İspanyol hakem Jose Maria Sanchez, bir kez daha G.Saray'a düşmanlık yaptı. 2023-24 sezonunda M.United maçında skor 3-3 olmasına rağmen Maguire'ın koluyla düzelttiği topa penaltı çalmadı ve maç boyunca itiraz eden G.Saraylı oyuncuları kötü bir vücut diliyle sürekli azarladı. Bu hakemin son büyük maçına baktığımız zaman 6 tartışılan penaltısı, 4 tane iptal edilen golü, 2 VAR çağrısı krizi ve maç başı ortalama 9 sarı kartı olan ve ülkesinde de tartışılan bir hakem. Sanchez, G.Saray'ın oyun kurmasına izin vermedi. Saçma düdüklerle oyunu kesti, avantajı oynatmadı, oyunun ritmini bozdu. Gereksiz yere yatan rakip oyunculara prim tanıdı, hatta taç çizgisinin dışında yatan oyuncu, hocasının talebiyle saha içine girip kendini yere attı, buna bile göz yumdu. Ama en büyük hatası, sarı kartı olan ve kaleci Uğurcan'ın ayağına bilerek basan Promise David'i ikinci sarıdan atmamasıydı. İspanyol hakemlerin Türk futboluna karşı bir hainliği var. Çünkü Avrupa ve dünya futbolunda son dönemlerde gövde gösterisi yapan İspanyollar, şımarıklıklar gösteriyor. Fransız ve İngiliz hakemler mükemmel maçlar yönetirken İspanyollar kendi takımlarına göre hareket ediyorlar. Sanchez, bu kararları belki de A.Madrid ve A.Bilbao'yu düşünerek verdi.

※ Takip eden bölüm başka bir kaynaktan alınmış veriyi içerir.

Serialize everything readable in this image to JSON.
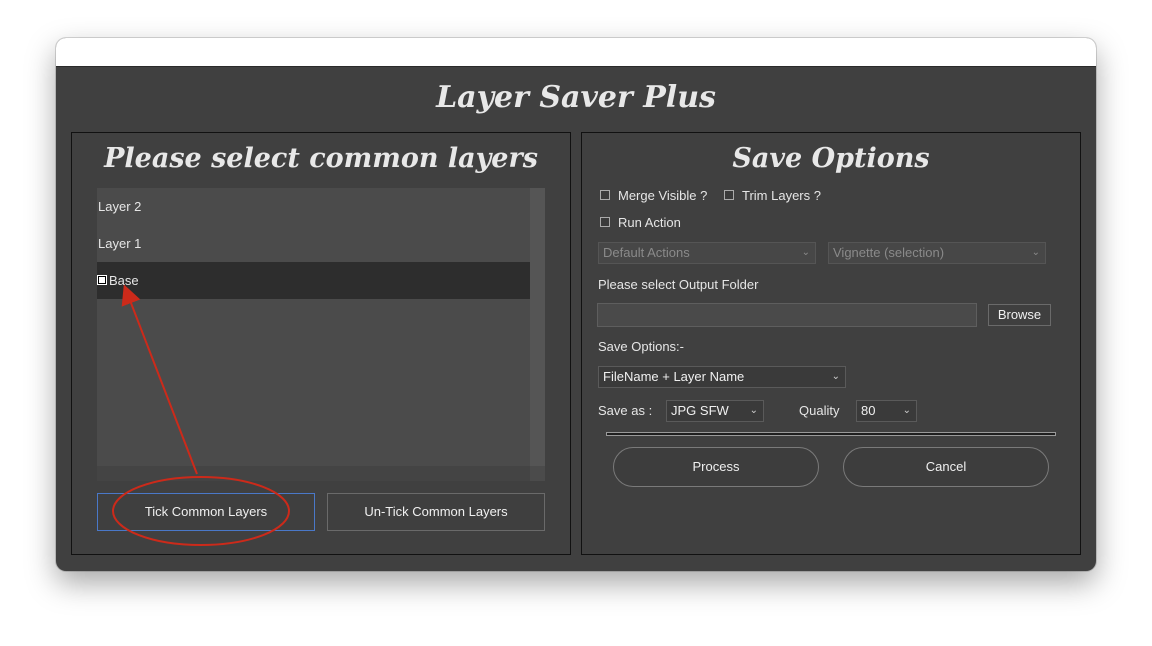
{
  "app": {
    "title": "Layer Saver Plus"
  },
  "left_panel": {
    "title": "Please select common layers",
    "layers": [
      {
        "label": "Layer 2",
        "selected": false,
        "ticked": false
      },
      {
        "label": "Layer 1",
        "selected": false,
        "ticked": false
      },
      {
        "label": "Base",
        "selected": true,
        "ticked": true
      }
    ],
    "tick_button": "Tick Common Layers",
    "untick_button": "Un-Tick Common Layers"
  },
  "right_panel": {
    "title": "Save Options",
    "merge_visible": {
      "label": "Merge Visible ?",
      "checked": false
    },
    "trim_layers": {
      "label": "Trim Layers ?",
      "checked": false
    },
    "run_action": {
      "label": "Run Action",
      "checked": false
    },
    "action_set": {
      "value": "Default Actions",
      "disabled": true
    },
    "action": {
      "value": "Vignette (selection)",
      "disabled": true
    },
    "output_folder_label": "Please select Output Folder",
    "output_folder_value": "",
    "browse_button": "Browse",
    "save_options_label": "Save Options:-",
    "save_options_select": "FileName + Layer Name",
    "save_as_label": "Save as :",
    "save_as_select": "JPG SFW",
    "quality_label": "Quality",
    "quality_select": "80",
    "process_button": "Process",
    "cancel_button": "Cancel"
  },
  "colors": {
    "window_bg": "#404040",
    "annotation": "#cc2a1a",
    "focus_border": "#4a78c8"
  },
  "icons": {
    "dropdown": "chevron-down-icon"
  }
}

G.SARAY, OSİMHENSİZ AVRUPA'DA YÜRÜYEMEZ
Maç sonunda Galatasaray Başkanı Dursun Özbek'in locasına girdim. Gördüğüm manzara karşısında çok üzüldüm. Etrafında eski ve yeni yöneticiler vardı. Hepsi, 'Üzülme başkan' diye tesellide bulunuyorlardı ama başkan, kimseye cevap bile vermedi. Belli ki sonuca çok üzülmüştü. Ben de bu üzüntüsünü haklı buluyorum. 105 milyon Euro verip Osimhen ve Singo gibi oyuncuları alıyorsun, 12 milyon Euro'ya Sane'yi getiriyorsun, karşılığı bu olmamalı diye düşünüyorum. Şu gerçek, Victor Osimhen oynamadığında G.Saray, mücadele anlamında ve pozisyon üretme konusunda öksüz kalıyor. Çünkü Osimhen önde yaptığı baskıyla rakip savunmanın dengesini bozarken arkadaşlarını da ateşliyor. Osimhensiz bir G.Saray'ın Avrupa'da yürümesi çok zor görünüyor. Örnek; Frankfurt ve Gilloise maçlarında Osimhensiz G.Saray kazanamadı. Liverpool, Bodo ve Ajax zaferleri Osimhenli kadroyla yaşandı.

EKİBE TRANSFER ŞART
Okan Buruk'un maçtan sonra, "Eren yoktu, Yunus sakattı" söylemlerine katılmıyorum. Bu kadar çok sakatlık yaşanmasının nedenleri bulunmalı. Bence Okan hocanın akıl danışabilecek güçlü bir desteğe ihtiyacı var. Fizik kondisyon konusunda da güçlü bir isim veya isimler, Kemerburgaz'a getirilmeli. Liverpool, Manchester City, Manchester United, Barcelona, Real Madrid gibi dev kulüplerin teknik kadrolarının çok geniş olduğunu görebiliriz.